The Center for Democracy & Technology (CDT) appreciates the Bureau of Industry and Security (BIS) of the Department of Commerce taking the time to solicit public comments on the criteria for identifying emerging technologies that are essential to U.S. national security through an advanced notice of proposed rulemaking (ANPRM) on the review of controls for certain emerging technologies (Docket No. 180712626-8840-01 (RIN 0694-AH61)). We hope this initial opportunity for public input helps BIS to better understand how the proposal will impact the numerous companies and institutions in the commercial and academic sectors developing emerging technologies, as well as the related technical communities with a vested interest in the impacts of emerging technologies on security and human rights. Further, we anticipate BIS benefiting greatly from additional, more in-depth responses to a proposed rule from a broader range of interested parties on specific regulatory wording of an emerging technologies control regime.
CDT is active in evaluating the beneficial and detrimental impacts resulting from the myriad of uses of emerging technologies domestically and abroad, and we believe that the digital information technologies on the ANPRM’s emerging technologies list should remain unencumbered for the free exchange and cross-pollination of advancements across borders.

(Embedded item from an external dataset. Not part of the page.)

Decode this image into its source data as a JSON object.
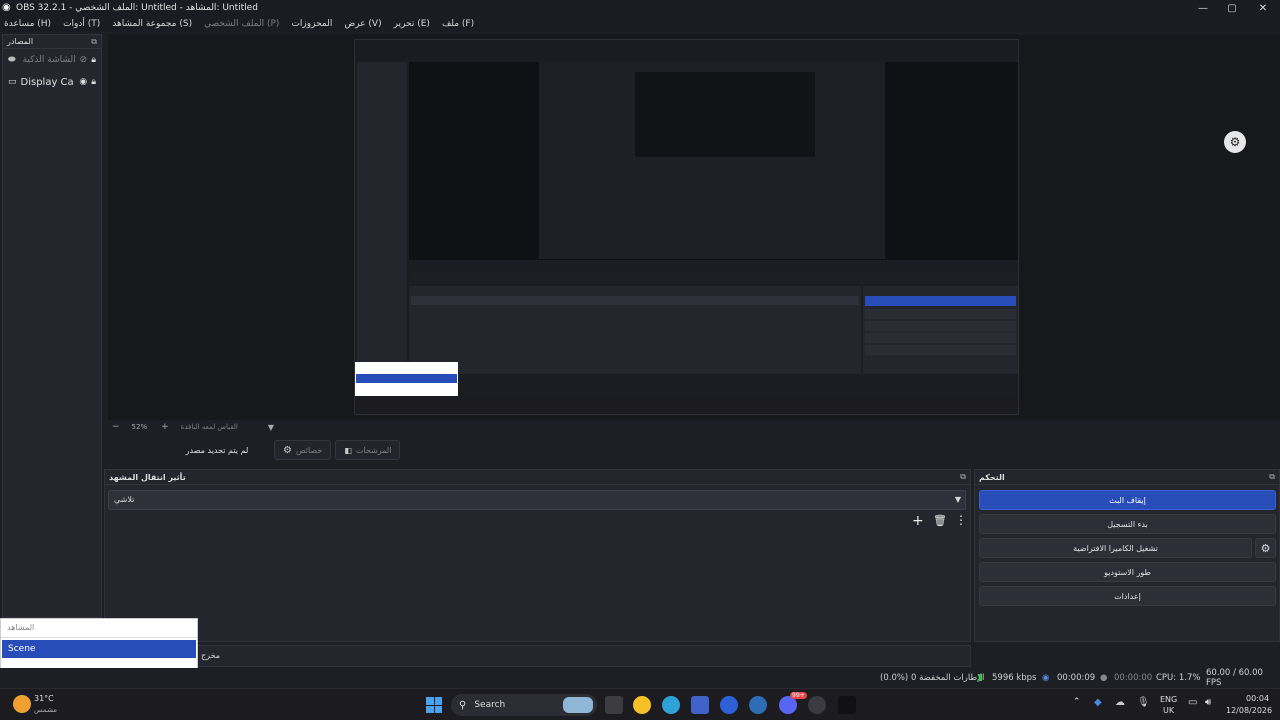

The United States has been a key incubator of technological innovation for decades as evidenced by the sheer number of technologies created and advanced by its domestic industry-leading companies and world-class academic institutions. Our academic and corporate research and development centers are of the highest caliber and benefit from easy flow of data, information, and ideas about emerging technologies both within the United States and beyond, often with diverse research teams including individuals that are not US citizens or permanent residents (implicating “deemed exports”). Many of these emerging technologies have nascent or immediate consumer benefits. Unreasonably restricting these technologies for export to limit their proliferation in foreign countries at the expense of benefits to those outside of the U.S. national security sphere must be carefully considered.
Fostering an environment that creates and nourishes industry-leading companies and world-class academic institutions is key to the U.S. remaining competitive in specific areas and maintaining its general technological lead. The ability to exchange technologies, ideas, and information across borders is crucial to such an environment.
The digital information technologies on the ANPRM emerging technologies list should remain unencumbered for the free exchange and cross-pollination of advancements across borders. Overextending export controls will lead to the United States being isolated in the international community and overtaken in many important markets by nations without such controls. This will reduce the United States’ ability to engage in cutting-edge academic and industrial research and development.